La carta llegó a sus manos la mañana del 8 de mayo. Luego de releerla por vez trigésima, Amalia la volvió al sobre, la guardó cuidadosamente en el cajón de su mesa de luz, y retornó a sus quehaceres cotidianos reprimiendo todo tipo de manifestación de tristeza.
Al caer la noche, Ismael arribó al hogar, abatido por el trajín de la jornada laboral. Después de saborear la cena que la adorada mujer había preparado con más amor que conocimiento en la materia, ambos se recostaron en la hamaca que colgaba en la galería con vista a la calle.
-Llegó la carta, ¿no es así? – le preguntó él sin mirarla, mientras largaba el humo del cigarrillo que acababa de encender.
Amalia, sin emitir ningún sonido, le tomó la mano con fuerza y apoyó su cabeza sobre el varonil hombro de él. No hicieron falta palabras para que Ismael supiera que el domingo próximo, al despuntar el crepúsculo del alba, vendrían por él.
Toda esa semana la vivieron como si fuera la última de sus vidas. Él abandonó su trabajo, ella abandonó sus labores hogareñas, y ambos se abandonaron al amor. Por las mañanas se quedaban entre sábanas hasta muy tarde, y sólo se levantaban cuando los besos y las caricias ya no bastaban para callar el rezongo de sus tripas.

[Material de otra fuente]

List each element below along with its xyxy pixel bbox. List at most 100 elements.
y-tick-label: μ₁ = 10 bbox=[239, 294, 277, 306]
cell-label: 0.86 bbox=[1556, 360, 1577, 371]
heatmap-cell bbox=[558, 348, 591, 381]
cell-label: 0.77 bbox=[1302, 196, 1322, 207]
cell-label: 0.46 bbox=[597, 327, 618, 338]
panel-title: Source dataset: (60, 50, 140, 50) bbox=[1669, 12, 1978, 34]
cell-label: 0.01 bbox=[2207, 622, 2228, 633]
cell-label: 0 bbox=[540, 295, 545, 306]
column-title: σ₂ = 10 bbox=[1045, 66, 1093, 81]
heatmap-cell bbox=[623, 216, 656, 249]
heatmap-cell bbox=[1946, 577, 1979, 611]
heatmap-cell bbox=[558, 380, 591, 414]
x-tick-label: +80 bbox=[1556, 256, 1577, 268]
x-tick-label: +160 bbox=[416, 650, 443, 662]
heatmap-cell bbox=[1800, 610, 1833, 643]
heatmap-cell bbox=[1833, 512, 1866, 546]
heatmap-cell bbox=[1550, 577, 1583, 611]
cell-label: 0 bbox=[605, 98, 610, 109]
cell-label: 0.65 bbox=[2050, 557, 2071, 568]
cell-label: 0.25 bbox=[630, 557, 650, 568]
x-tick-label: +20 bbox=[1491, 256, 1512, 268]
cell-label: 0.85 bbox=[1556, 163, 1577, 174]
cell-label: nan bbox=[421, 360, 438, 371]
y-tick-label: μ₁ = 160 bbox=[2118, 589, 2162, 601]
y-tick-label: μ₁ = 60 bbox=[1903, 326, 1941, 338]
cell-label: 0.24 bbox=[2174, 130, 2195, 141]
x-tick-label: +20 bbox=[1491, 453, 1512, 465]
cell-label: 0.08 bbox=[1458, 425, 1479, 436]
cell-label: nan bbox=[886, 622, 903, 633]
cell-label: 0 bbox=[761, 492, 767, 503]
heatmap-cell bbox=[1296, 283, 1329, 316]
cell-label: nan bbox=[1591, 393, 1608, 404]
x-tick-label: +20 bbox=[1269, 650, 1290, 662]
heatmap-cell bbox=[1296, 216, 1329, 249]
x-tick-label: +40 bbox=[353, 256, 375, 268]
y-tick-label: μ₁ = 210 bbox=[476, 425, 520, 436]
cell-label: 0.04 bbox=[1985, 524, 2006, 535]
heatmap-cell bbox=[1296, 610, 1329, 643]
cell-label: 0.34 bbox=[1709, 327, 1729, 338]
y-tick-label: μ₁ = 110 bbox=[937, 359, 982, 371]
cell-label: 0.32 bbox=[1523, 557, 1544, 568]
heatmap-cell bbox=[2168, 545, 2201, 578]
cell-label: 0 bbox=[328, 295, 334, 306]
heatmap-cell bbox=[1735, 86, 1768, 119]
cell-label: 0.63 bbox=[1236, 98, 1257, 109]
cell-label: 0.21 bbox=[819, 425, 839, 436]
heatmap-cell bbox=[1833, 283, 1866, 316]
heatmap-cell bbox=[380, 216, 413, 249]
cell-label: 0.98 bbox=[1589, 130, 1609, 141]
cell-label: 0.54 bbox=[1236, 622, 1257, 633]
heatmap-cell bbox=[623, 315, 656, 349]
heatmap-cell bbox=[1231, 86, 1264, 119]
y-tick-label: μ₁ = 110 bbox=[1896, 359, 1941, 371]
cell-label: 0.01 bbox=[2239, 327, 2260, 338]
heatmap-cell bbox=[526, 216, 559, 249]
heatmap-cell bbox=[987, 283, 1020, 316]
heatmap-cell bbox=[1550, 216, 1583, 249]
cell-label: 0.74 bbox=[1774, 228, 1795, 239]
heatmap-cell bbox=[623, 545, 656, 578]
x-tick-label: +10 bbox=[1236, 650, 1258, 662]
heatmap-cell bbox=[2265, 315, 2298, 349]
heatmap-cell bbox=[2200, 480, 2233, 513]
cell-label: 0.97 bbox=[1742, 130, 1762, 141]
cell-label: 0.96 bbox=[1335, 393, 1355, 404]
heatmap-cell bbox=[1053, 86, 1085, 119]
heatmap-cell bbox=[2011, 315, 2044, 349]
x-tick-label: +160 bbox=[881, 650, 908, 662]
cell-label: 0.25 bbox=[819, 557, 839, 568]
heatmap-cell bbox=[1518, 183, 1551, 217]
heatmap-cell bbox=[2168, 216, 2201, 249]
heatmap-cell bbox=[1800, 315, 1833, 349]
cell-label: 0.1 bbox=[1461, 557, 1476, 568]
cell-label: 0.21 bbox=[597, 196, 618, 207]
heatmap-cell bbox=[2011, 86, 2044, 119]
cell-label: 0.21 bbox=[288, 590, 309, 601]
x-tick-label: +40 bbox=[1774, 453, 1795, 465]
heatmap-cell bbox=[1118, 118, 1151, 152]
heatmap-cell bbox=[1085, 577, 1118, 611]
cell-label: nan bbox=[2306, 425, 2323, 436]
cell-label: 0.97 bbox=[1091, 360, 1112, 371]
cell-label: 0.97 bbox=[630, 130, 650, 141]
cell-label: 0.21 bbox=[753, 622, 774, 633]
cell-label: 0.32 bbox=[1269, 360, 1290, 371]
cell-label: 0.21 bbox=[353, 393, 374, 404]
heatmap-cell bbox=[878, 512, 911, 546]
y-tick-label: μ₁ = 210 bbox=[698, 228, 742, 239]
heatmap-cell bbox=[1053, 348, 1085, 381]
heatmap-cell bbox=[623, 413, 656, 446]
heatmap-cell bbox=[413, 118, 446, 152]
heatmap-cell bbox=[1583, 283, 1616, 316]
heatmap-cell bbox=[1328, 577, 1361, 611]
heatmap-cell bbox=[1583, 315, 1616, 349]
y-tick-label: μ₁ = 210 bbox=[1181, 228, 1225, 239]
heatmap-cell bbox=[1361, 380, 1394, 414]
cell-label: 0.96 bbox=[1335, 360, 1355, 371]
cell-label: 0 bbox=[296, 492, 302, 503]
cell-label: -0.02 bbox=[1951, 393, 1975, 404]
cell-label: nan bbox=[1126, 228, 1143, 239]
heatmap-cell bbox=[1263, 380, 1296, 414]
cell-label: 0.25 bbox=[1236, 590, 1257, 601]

Luego del mediodía iban a la orilla del río, mojaban sus pies, sus piernas, sus torsos, sus cabezas, y buscaban sus reflejos en el agua cristalina, buscaban el reflejo cristalino de ambos, se miraban, ambos, los dos, juntos. Al caer la tarde, volvían al hogar atravesando el bosque de eucaliptos que bordeaba al pueblo, dejando que cada partícula del aroma de los árboles se adhiriera a sus cuerpos, quedando como recuerdo del trayecto que caminaban juntos. En las noches recorrían cada recoveco de la casa que los albergara por diez años, recorrían cada rincón, cada espacio, cada escondite, y recorrían sus cuerpos también. Se amaban sin pensar en que todo aquello era una despedida, que pronto él tendría que marcharse, y sólo se dedicaban a sentir y vivir profundamente cada momento. Ya no les servía pensar en que todo terminaba, si no que todo era lo que actuaban en el presente, y que ese presente se repetiría eternamente en sus fantasías.
El domingo llegó. Fueron las seis. Las siete. Las ocho. A las nueve, cuando nadie vino a quebrar la calma, cuando nadie llamó a la puerta, cuando nadie vino por él; ella se levantó y sin ninguna pertenencia se marchó y nunca más regresó.